Evaluation of the Relationship
Collectivism
Either supreme equality:
- Individual as a social product, one more gear.
- Collective good.
- Totalitarianism (state).
Types of freedoms:
- Conscience: Freedom of expression, information, education, and religion.
- Politics: Partnership and participation.
- Economic: Freedom of ownership, production, and consumption.
Individualism
Either supreme individual freedom:
- Sum of individuals.
- Individualistic attitudes.
- Radical liberalism and solidarity (state).
Humanism
A commitment to the balance between public interest and respect for individuality. It fosters a social framework that ensures stability, continuity, and personal freedoms of each individual.
Tensions Between the Individual-Society Relationship
- Rejection: When the majority social group does not accept or recognize certain individuals as full members.
- Opt-in: In this case, it is the individual that is not identified with the parameters of their community, is not satisfied, and lives ignoring the cultural norms of their group.
- Marginalization:
- Anterna (exclusion).
- Elasa (rather than reality).
- Natural exclusion (hard, irreversible social life).
- Artificial exclusion (not accepted as a reference model).
- Culture (hierarchical minorities).
- Supporting (unlawful conduct under the protection of the law).
- Economic (unemployment + indigence).
- Violence:
- Racial and xenophobic.
- Antisocial (frustrations with an end).
- Gratuitous (vandalism without end).
- Political-nationalism.
- Athletes.
- Social.
- Family.
- School.
Freedom
- External Freedom: So-called freedom of action, is the absence of external impediments that hinder action, to do whatever we want without anyone or anything preventing it.
- Inner Freedom: Freedom to choose or free will, is the ability or opportunity to decide or want this or that.
Determinism
Absence of freedom is a philosophical assertion that everything is determined, that is, inevitably caused. It denies the existence of freedom, for it is based on the principle of causality: every event in the world is caused.
- Physical Determinism: States that all reality is determined and can be explained by natural laws.
- Inheritance: Focuses on the explanation of genes; the behavior of a being is determined by the genetic code.
- Educational or Environmental Determinism: Not only genes determine our behavior, but also environmental factors and learning.
- Economic Determinism: Only economic factors matter.
- Theological Determinism: Defends the existence of something greater than humans, a superior or divine being; defends religion.
Indeterminism or the Existence of Freedom
- Determinants: Causes of action; human behavior is considered an inevitable consequence of factors that not even the individual controls.

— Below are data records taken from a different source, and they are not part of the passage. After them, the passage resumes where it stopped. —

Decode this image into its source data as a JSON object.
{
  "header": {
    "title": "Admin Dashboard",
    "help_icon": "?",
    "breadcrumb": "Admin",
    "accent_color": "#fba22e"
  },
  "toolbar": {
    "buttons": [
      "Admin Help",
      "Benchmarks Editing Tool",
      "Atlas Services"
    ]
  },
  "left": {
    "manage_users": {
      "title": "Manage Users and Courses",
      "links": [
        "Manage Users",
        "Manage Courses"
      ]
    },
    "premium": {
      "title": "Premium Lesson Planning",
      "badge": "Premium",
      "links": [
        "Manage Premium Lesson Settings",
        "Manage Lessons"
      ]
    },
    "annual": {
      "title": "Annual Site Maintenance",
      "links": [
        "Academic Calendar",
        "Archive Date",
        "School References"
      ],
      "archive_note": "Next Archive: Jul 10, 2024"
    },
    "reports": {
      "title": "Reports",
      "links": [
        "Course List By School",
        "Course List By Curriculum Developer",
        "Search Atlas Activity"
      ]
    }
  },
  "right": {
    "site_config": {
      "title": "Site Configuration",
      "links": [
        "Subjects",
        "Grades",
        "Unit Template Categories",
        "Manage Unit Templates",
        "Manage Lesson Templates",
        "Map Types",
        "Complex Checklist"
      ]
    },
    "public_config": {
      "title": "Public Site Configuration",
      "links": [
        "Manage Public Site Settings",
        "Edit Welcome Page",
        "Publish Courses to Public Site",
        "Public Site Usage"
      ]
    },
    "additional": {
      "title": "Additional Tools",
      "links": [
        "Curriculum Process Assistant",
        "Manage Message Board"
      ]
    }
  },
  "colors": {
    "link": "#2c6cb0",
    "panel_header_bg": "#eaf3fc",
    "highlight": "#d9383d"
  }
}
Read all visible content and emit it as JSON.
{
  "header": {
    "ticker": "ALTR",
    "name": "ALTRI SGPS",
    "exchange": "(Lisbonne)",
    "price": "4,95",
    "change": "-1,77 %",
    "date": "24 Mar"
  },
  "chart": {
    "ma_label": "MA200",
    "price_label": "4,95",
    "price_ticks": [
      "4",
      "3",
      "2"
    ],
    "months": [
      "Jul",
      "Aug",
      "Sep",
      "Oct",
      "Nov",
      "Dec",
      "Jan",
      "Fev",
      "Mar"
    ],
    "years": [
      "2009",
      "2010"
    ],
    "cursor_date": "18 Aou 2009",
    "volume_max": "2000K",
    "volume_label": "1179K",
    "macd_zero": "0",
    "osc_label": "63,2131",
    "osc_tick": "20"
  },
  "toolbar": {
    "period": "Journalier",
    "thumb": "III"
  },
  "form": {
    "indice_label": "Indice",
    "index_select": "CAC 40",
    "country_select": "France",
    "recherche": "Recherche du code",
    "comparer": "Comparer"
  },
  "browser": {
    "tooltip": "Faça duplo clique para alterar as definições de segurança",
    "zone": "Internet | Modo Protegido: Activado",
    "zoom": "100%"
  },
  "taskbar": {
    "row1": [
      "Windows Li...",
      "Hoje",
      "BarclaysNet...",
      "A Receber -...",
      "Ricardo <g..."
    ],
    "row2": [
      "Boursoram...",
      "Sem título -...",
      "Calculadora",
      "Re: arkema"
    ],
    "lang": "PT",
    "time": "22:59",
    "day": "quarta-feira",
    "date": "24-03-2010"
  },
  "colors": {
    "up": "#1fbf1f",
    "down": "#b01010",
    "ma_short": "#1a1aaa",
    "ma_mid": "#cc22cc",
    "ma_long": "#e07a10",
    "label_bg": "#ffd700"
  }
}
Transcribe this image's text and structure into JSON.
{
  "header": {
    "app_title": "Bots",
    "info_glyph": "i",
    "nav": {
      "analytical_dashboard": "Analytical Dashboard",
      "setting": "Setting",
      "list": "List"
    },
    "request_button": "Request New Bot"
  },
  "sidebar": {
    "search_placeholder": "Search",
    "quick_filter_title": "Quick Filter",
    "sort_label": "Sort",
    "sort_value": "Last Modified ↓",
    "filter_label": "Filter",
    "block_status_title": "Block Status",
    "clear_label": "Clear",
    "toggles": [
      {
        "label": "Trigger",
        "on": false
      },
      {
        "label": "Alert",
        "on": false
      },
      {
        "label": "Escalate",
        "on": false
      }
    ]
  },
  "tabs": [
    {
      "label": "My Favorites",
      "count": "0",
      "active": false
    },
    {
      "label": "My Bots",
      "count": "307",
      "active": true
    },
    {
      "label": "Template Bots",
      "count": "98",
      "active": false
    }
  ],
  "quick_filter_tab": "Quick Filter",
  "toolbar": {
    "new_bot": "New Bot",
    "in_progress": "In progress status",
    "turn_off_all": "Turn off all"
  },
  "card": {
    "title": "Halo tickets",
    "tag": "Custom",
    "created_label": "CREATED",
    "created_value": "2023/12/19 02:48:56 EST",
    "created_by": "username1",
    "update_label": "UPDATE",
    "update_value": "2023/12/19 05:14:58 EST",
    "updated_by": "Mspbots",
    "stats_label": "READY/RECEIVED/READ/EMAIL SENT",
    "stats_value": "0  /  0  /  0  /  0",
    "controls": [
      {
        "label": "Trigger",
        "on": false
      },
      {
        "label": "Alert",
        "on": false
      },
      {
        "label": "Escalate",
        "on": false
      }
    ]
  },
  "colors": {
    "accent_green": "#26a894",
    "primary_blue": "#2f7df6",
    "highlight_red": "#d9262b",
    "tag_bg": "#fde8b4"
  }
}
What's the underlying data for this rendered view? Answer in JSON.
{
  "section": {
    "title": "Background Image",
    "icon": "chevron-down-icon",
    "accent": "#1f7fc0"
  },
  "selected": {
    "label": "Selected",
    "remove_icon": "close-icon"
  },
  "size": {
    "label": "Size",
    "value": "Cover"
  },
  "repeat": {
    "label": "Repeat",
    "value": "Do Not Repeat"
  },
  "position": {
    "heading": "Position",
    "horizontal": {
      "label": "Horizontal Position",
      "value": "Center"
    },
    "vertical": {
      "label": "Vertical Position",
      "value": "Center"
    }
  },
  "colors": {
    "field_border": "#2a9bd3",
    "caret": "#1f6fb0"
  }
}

- Factors: Reasons for the action; human behavior is influenced by external factors but is not considered a result of them.
- Indeterminism: Physical theory in their explanations using statistics and probability laws.
What Are We Responsible For?
We are responsible if we are free, we are aware, we have some purpose or intention, and if the consequences could be foreseen. Morality involves freedom, facts, and morals (used to judge facts based on our values).